There’s no established diagnostic test for CFS, which is also known as myalgic encephalomyelitis (ME) and, pejoratively, the “yuppie flu.”
It will come as good news, then, that Stanford scientists have developed a pilot blood test that, if proven out, could someday help confirm the presence of the ME/CFS.
The research involves human biospecimens and electricity
According to a Stanford University School of Medicine news release, the test, which is still in a pilot phase, is based on how a person’s immune cells respond to stress. With blood samples from 40 people — 20 with chronic fatigue syndrome and 20 without — the test accurately flagged all chronic fatigue syndrome patients and none of the healthy individuals.

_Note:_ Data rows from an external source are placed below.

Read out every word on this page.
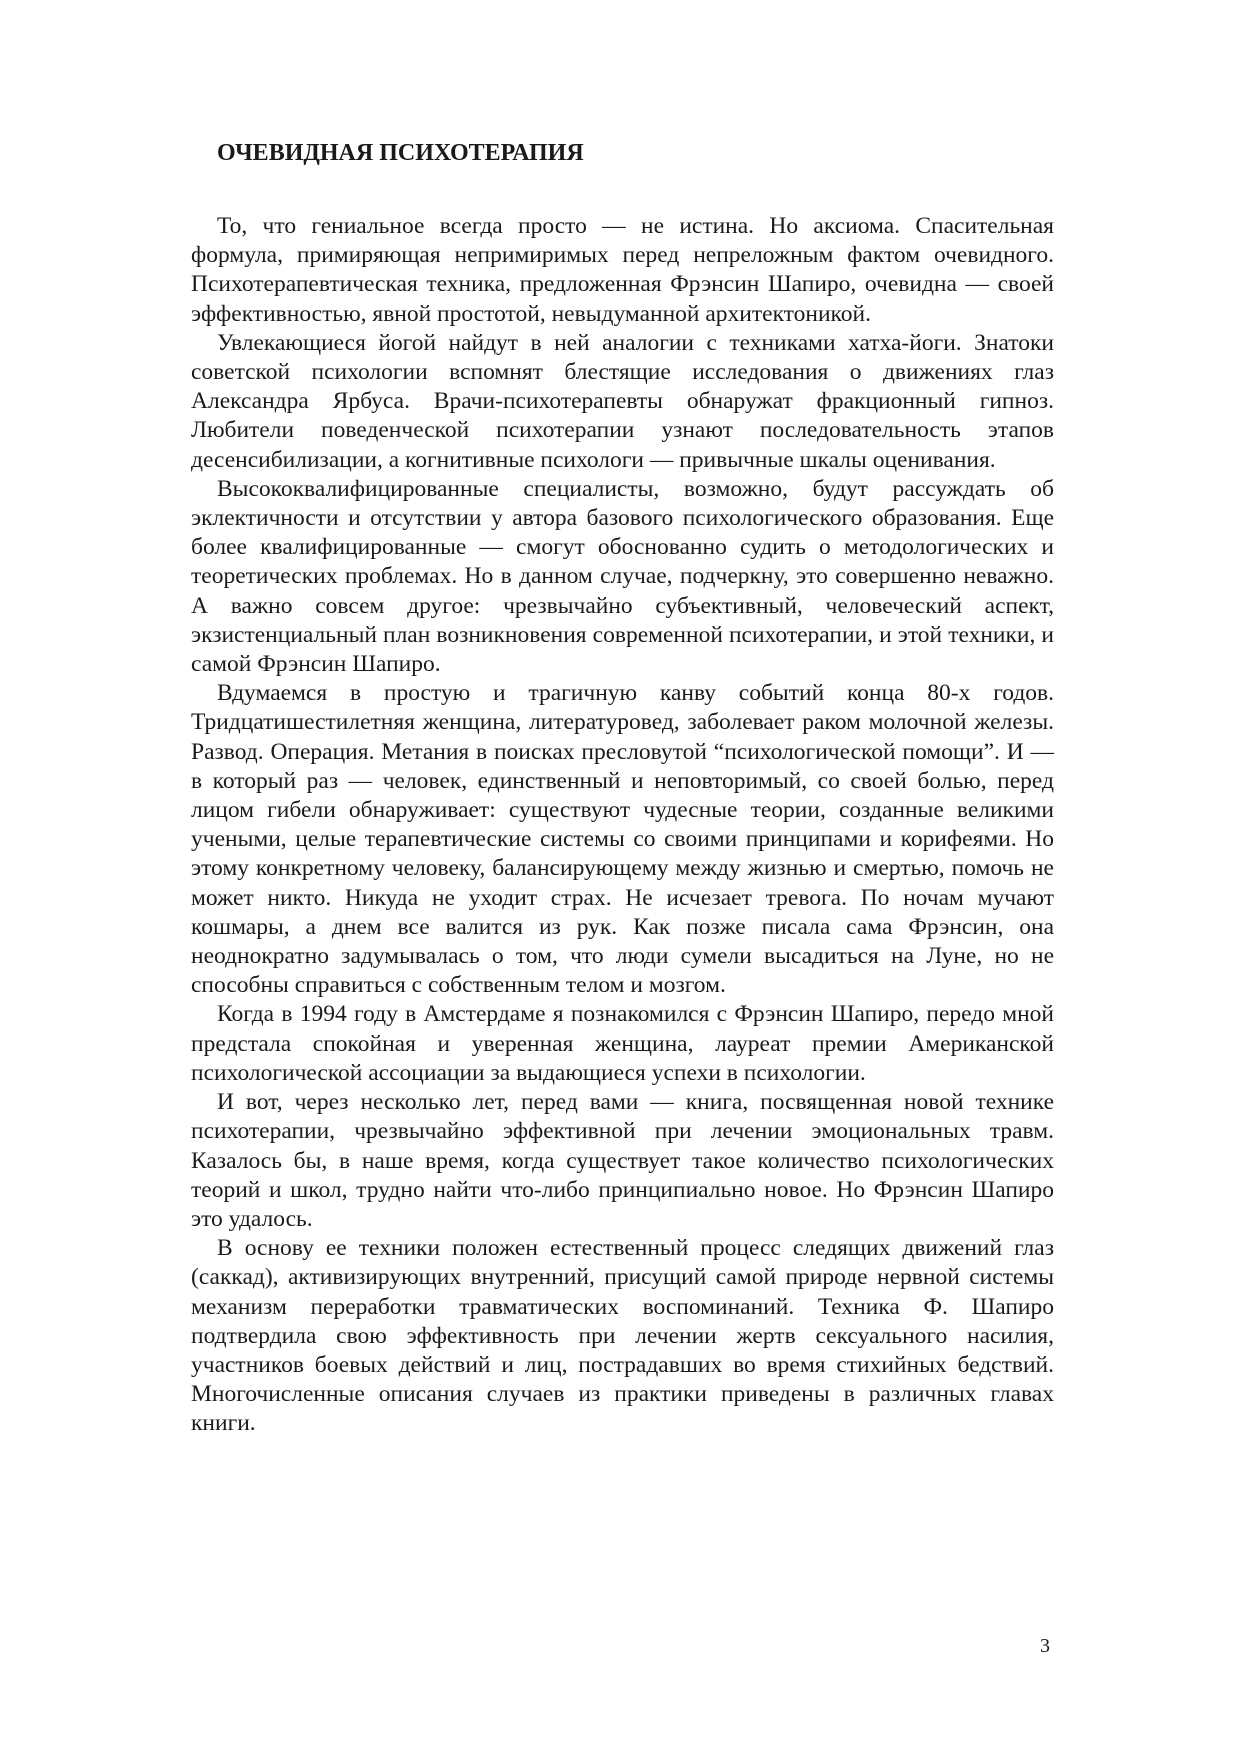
ОЧЕВИДНАЯ ПСИХОТЕРАПИЯ

То, что гениальное всегда просто — не истина. Но аксиома. Спасительная формула, примиряющая непримиримых перед непреложным фактом очевидного. Психотерапевтическая техника, предложенная Фрэнсин Шапиро, очевидна — своей эффективностью, явной простотой, невыдуманной архитектоникой.

Увлекающиеся йогой найдут в ней аналогии с техниками хатха-йоги. Знатоки советской психологии вспомнят блестящие исследования о движениях глаз Александра Ярбуса. Врачи-психотерапевты обнаружат фракционный гипноз. Любители поведенческой психотерапии узнают последовательность этапов десенсибилизации, а когнитивные психологи — привычные шкалы оценивания.

Высококвалифицированные специалисты, возможно, будут рассуждать об эклектичности и отсутствии у автора базового психологического образования. Еще более квалифицированные — смогут обоснованно судить о методологических и теоретических проблемах. Но в данном случае, подчеркну, это совершенно неважно. А важно совсем другое: чрезвычайно субъективный, человеческий аспект, экзистенциальный план возникновения современной психотерапии, и этой техники, и самой Фрэнсин Шапиро.

Вдумаемся в простую и трагичную канву событий конца 80-х годов. Тридцатишестилетняя женщина, литературовед, заболевает раком молочной железы. Развод. Операция. Метания в поисках пресловутой “психологической помощи”. И — в который раз — человек, единственный и неповторимый, со своей болью, перед лицом гибели обнаруживает: существуют чудесные теории, созданные великими учеными, целые терапевтические системы со своими принципами и корифеями. Но этому конкретному человеку, балансирующему между жизнью и смертью, помочь не может никто. Никуда не уходит страх. Не исчезает тревога. По ночам мучают кошмары, а днем все валится из рук. Как позже писала сама Фрэнсин, она неоднократно задумывалась о том, что люди сумели высадиться на Луне, но не способны справиться с собственным телом и мозгом.

Когда в 1994 году в Амстердаме я познакомился с Фрэнсин Шапиро, передо мной предстала спокойная и уверенная женщина, лауреат премии Американской психологической ассоциации за выдающиеся успехи в психологии.

И вот, через несколько лет, перед вами — книга, посвященная новой технике психотерапии, чрезвычайно эффективной при лечении эмоциональных травм. Казалось бы, в наше время, когда существует такое количество психологических теорий и школ, трудно найти что-либо принципиально новое. Но Фрэнсин Шапиро это удалось.

В основу ее техники положен естественный процесс следящих движений глаз (саккад), активизирующих внутренний, присущий самой природе нервной системы механизм переработки травматических воспоминаний. Техника Ф. Шапиро подтвердила свою эффективность при лечении жертв сексуального насилия, участников боевых действий и лиц, пострадавших во время стихийных бедствий. Многочисленные описания случаев из практики приведены в различных главах книги.

3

The test used a “nanoelectronic assay.” Researchers stressed the samples from both healthy and ill patients using salt, and then compared how each sample affected the flow of the electrical current. Changes in the current indicate changes in the cell: the bigger the change in current, the bigger the change on a cellular level. A big change is not a good thing; it’s a sign that the cells and plasma are flailing under stress and incapable of processing it properly. All of the blood samples from ME/CFS patients created a clear spike in the test, according to the news release. Those from healthy controls returned data that was on a relatively even keel.
‘Not a fabrication of a patient’s mind’
“We don’t know exactly why the cells and plasma are acting this way, or even what they’re doing,” said Ron Davis, PhD, professor of biochemistry and of genetics. “But there is scientific evidence that this disease is not a fabrication of a patient’s mind. We clearly see a difference in the way healthy and chronic fatigue syndrome immune cells process stress.”
The researchers are now working toward replicating the findings in a larger cohort of participants.
In addition to potentially diagnosing ME/CFS, the nanoelectronic assay could be a platform for testing new drugs with a potential to help these patients. If a drug seemed to mitigate the jump in electrical activity, that would mean it’s helping the immune cells and plasma better process stress.
In time, the stigma around ME/CFS might disappear, supplanted by scientific evidence fueled by quality biospecimens, such as the blood samples used in this study. With a lot of luck, it may also be cured.